I explained the meaning of penance and said: "You suffer very much; offer your sufferings to our Blessed Lord, and that will enable me to give you an easy penance; you need only say the 'Our Father' and the 'Hail Mary.'" He looked at me for a moment with the most intent and piercing gaze, for, although so exhausted by age and sickness, he had a most extraordinary energy in his eye, and said "'Our Father,' 'Hail Mary!' What do they mean? I have never heard anything about them." Yes, this was the state which the poor miserable man had reached; seventy-four years old and he had forgotten even the prayers that infants in their mothers' arms lisp in childish accents. Religion was utterly obliterated from his soul! There remained nothing, nothing! I cast a look toward heaven, and I felt that a miracle was needed to bring back the pastor to enlighten his darkened soul.

"You ought to know, that those prayers are the most beautiful in religion. I will assist you; I will say them myself; you will say them afterward with me, and then you will find all you have lost."

Kneeling down by his bedside, and holding his hand in both of mine, I commenced. He let me say the two or three first invocations of the "Our Father," but when I said, "Forgive us our trespasses, as we forgive them who trespass against us," he suddenly pressed my hand, and as one arousing from a long sleep he exclaimed, "Oh! I remember that. Yes! I think when I was a little boy my mother taught me something like that. Will you please commence it again?" I recommenced it and then instantaneously, from the depths of his soul, across his darkened mind, and from far away in his early childhood—across seventy-four years—across all those wars and all those battle-fields which had passed over his life and effaced from his soul all ideas of religion, came back to this old soldier the remembrance of his mother, and the prayers she had taught him when a little boy, and he commenced unaided to recall the words. One by one I saw them leave his soul, as if they had all been engulfed, and were now rising to the surface. At each sentence he interrupted himself: "Oh!" he exclaimed, "I remember—'Our Father who art in heaven'—yes, indeed, that is it—'Hallowed be Thy name'—that is it again!—I remember it all now!—'Thy Kingdom come.'—Yes, yes, I remember I used to say all that—oh! isn't that prayer beautiful!" And when he came to the words "Forgive us our trespasses,"—"Ah," he cried, "above all the rest, I remember that—those are the words that brought all the rest back to me; my mother used to make me say that whenever I did anything wrong." And in this manner he finished the "Our Father;" then he asked to say it with me, and seemed never weary in repeating it over and over.

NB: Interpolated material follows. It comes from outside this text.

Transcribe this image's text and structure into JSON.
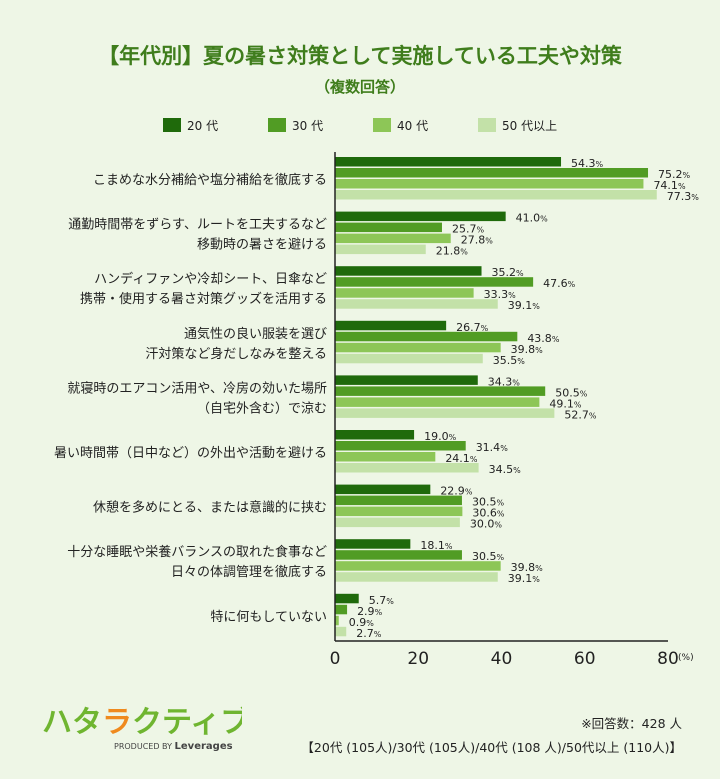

"But," he exclaimed, "is there not another? Oh! yes, now I remember, my mother said there was a Blessed Virgin—stop—I must find that prayer also! But it won't come back. Say it to me so that I can remember, all about it." And when I repeated the first words, he interrupted me with a joyful cry, "Oh! yes, that is it, 'Hail Mary!'" And then, without waiting for me to take the lead, he continued, "full of grace, the Lord is with thee," and all the words seemed to flow miraculously from his soul, and with tears flowing down his cheeks, he repeated, "Holy Mary, Mother of God, pray for us poor sinners, now and the hour of our death."